Need urgent help for this question for maths (sc) (1 Viewer)

[goodie10]

http://www4.boardofstudies.nsw.edu.au/testResults.cfm?testID=14121949&testUUID=7CFF3F57-A22B-09D0-3DC54925186FBF19&question_id=2912&question_num=4&correctAnswer=B&user_answer=C&courseID=5010&testQuestionID=282836429

PLEASE HELP spent like half an hour trying to solve this

 

[Coookies]

Could you use pythagoras on one of the small triangles to find AD or BC and then find the area of the rectangle?

 

[goodie10]

Could you use pythagoras on one of the small triangles to find AD or BC and then find the area of the rectangle?

thats what i thought, but there wasnt anything that could give me a measurement for the base

 

[goodie10]

thats what i thought, but there wasnt anything that could give me a measurement for the base

and there's no measurement for the side

 

[dionb2014]

think about proving that triangles ade and ecb are similar. the areas will be the s^2 for the triangles.

 

[goodie10]

think about proving that triangles ade and ecb are similar. the areas will be the s^2 for the triangles.

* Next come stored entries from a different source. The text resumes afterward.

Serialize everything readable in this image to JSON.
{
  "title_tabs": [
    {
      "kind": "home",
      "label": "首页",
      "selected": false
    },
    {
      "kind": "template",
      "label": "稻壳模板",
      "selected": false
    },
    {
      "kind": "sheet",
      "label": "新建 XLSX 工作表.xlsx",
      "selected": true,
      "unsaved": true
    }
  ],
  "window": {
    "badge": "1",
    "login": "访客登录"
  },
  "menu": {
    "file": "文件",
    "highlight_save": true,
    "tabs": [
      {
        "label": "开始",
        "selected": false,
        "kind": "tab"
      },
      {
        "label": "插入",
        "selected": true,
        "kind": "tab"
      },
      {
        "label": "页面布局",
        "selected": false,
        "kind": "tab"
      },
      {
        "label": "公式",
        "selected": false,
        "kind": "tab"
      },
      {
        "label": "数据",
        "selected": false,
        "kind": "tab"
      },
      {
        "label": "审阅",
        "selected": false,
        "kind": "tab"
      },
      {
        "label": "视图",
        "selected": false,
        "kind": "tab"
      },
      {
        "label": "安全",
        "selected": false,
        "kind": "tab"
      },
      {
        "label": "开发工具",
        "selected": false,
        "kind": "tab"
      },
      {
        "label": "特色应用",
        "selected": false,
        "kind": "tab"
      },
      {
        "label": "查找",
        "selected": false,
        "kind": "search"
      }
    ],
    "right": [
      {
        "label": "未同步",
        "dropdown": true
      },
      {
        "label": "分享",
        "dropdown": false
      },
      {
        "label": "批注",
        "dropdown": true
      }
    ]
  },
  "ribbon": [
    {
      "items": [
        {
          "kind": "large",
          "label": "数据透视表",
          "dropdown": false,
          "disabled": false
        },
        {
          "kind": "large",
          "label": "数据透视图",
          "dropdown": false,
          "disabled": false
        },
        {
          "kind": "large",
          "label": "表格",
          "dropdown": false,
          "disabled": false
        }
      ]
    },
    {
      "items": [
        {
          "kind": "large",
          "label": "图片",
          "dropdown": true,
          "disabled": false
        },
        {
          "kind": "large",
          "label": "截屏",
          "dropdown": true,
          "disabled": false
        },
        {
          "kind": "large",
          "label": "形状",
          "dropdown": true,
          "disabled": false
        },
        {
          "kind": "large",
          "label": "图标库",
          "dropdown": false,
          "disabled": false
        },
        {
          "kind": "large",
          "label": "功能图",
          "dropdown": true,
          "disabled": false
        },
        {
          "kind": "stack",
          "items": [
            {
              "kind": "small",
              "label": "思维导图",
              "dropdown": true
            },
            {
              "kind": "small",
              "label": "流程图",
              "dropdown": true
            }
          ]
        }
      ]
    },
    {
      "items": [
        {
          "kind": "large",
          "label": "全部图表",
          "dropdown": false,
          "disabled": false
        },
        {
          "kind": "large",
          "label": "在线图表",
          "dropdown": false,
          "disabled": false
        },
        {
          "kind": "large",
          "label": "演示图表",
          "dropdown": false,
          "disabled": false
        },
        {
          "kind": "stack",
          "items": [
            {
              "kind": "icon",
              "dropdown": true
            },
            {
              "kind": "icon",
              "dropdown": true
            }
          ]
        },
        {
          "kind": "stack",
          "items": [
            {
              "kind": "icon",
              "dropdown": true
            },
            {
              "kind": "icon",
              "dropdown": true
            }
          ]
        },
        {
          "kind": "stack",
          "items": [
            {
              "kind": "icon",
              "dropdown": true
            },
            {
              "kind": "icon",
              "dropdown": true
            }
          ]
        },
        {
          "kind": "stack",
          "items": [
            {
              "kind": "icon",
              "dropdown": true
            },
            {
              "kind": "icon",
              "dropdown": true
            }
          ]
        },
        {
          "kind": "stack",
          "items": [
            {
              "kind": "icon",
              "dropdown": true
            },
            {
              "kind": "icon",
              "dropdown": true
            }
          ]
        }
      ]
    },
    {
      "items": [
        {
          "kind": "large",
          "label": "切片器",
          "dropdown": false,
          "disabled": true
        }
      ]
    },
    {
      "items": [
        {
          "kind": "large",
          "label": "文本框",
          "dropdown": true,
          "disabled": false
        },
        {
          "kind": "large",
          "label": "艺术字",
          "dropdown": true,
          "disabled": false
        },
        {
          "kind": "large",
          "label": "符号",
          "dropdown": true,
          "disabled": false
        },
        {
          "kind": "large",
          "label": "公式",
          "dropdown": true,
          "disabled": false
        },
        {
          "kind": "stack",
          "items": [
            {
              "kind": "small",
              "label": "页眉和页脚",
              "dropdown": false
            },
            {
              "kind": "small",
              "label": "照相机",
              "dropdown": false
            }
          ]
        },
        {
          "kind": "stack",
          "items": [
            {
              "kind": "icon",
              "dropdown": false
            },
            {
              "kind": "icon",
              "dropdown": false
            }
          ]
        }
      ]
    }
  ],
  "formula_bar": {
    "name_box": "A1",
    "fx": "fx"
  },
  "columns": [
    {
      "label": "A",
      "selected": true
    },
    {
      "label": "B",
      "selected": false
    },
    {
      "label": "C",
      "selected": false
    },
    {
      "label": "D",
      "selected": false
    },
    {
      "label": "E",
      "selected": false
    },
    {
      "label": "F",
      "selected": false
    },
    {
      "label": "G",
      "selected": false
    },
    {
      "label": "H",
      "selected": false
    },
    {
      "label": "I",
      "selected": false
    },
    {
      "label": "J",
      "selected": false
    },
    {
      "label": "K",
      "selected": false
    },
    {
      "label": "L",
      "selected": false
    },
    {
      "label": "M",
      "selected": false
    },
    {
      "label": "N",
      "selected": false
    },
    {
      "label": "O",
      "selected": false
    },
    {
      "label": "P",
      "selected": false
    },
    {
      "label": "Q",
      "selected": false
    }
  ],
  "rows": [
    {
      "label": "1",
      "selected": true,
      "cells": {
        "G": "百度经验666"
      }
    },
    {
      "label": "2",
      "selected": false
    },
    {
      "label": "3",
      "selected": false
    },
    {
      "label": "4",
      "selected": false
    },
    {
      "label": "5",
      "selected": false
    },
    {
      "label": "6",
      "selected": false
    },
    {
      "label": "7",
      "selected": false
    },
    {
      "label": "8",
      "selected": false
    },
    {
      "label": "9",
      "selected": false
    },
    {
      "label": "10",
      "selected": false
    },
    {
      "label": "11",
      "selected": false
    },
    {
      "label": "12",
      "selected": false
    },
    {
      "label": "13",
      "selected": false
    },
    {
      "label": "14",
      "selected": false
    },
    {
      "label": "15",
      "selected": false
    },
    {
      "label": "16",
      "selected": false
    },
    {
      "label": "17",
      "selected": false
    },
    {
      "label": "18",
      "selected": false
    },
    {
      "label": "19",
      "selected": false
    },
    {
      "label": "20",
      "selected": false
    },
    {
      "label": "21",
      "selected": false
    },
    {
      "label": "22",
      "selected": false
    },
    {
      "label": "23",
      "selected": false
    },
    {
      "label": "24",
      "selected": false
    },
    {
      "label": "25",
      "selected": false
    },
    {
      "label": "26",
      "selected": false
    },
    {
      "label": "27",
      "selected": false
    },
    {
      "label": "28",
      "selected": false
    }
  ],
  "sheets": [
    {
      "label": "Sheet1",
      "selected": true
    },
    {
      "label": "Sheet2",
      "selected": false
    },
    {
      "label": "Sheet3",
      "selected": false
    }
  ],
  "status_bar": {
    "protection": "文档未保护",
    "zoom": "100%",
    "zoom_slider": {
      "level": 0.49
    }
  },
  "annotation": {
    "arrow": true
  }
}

Well, how would you solve this question?

 

[lath]

let x = AD
let y = AE
therefore EB = (10-y)

x^2 + y^2 = 6^2
x^2 + (10-y)^2 = 8^2

solve simulteously and you get y = 3.6
then sub back into equation, x = 4.8

therefore area = 4.8 x 10.

 

[fiesycal]

Well, how would you solve this question?

The rectangle is twice the area of the triangle DEC. If you visualise it trianlge EBC and triangle AED fit perfectly above triangle DEC. The area of DEC is 6x8/2 = 24. Therefore the area of the whole rectangle is twice this ie. 48. So the answer is B.

 

[lath]

The rectangle is twice the area of the triangle DEC. If you visualise it trianlge EBC and triangle AED fit perfectly above triangle DEC. The area of DEC is 6x8/2 = 24. Therefore the area of the whole rectangle is twice this ie. 48. So the answer is B.

you can't make inferences like that.

 

[fiesycal]

you can't make inferences like that.

It's not an inference, just a fact of rectangles. Any triangle with two of the vertices touching two corners of a rectangle is half the rectangles area.

 

[dionb2014]

Another way to solve it would be to use the similar polygon ratio. If you prove the simmilarity among the three triangles you can then say that 6:10 = 6^2:10^2 then as you have the area of the middle triangle you can sub it into the ratio. You can then do the same for the other triangle. This allows you to find the are of each of the three and add them together for the entire rectangle.

 

[dionb2014]

I also thought about solving them simultaneously lath.

 

[lath]

It's not an inference, just a fact of rectangles. Any triangle with two of the vertices touching two corners of a rectangle is half the rectangles area.

ahh ok...didn't know about that

 

[michaeljennings]

you can't make inferences like that.

You can lol

 

[dionb2014]

@michaeljennings
am I right?

 

[goodie10]

Thanks guys, I understand it now. Cause by finding the area of the centre triangle you are able to find the area of the whole of the triangle by using simple algebra and hence forth. Thanks for the help !

 

[michaeljennings]

@michaeljennings
am I right?

Yeah if you can prove they are similar, but it is a multiple choice question meaning that you shouldnt be spending too long on this question. Fiesycal's method is much more efficient

 

[RealiseNothing]

Every question should have an elegant way to doing it, in this case the triangle is half the area of the rectangle.

 

[michaeljennings]

Every question should have an elegant way to doing it, in this case the triangle is half the area of the rectangle.

+1

 

[nataaleee]

another question, for the ways to work out either of these:

http://www4.boardofstudies.nsw.edu....swer=D&courseID=5010&testQuestionID=282615477

http://www4.boardofstudies.nsw.edu....swer=C&courseID=5010&testQuestionID=282615479

thank you!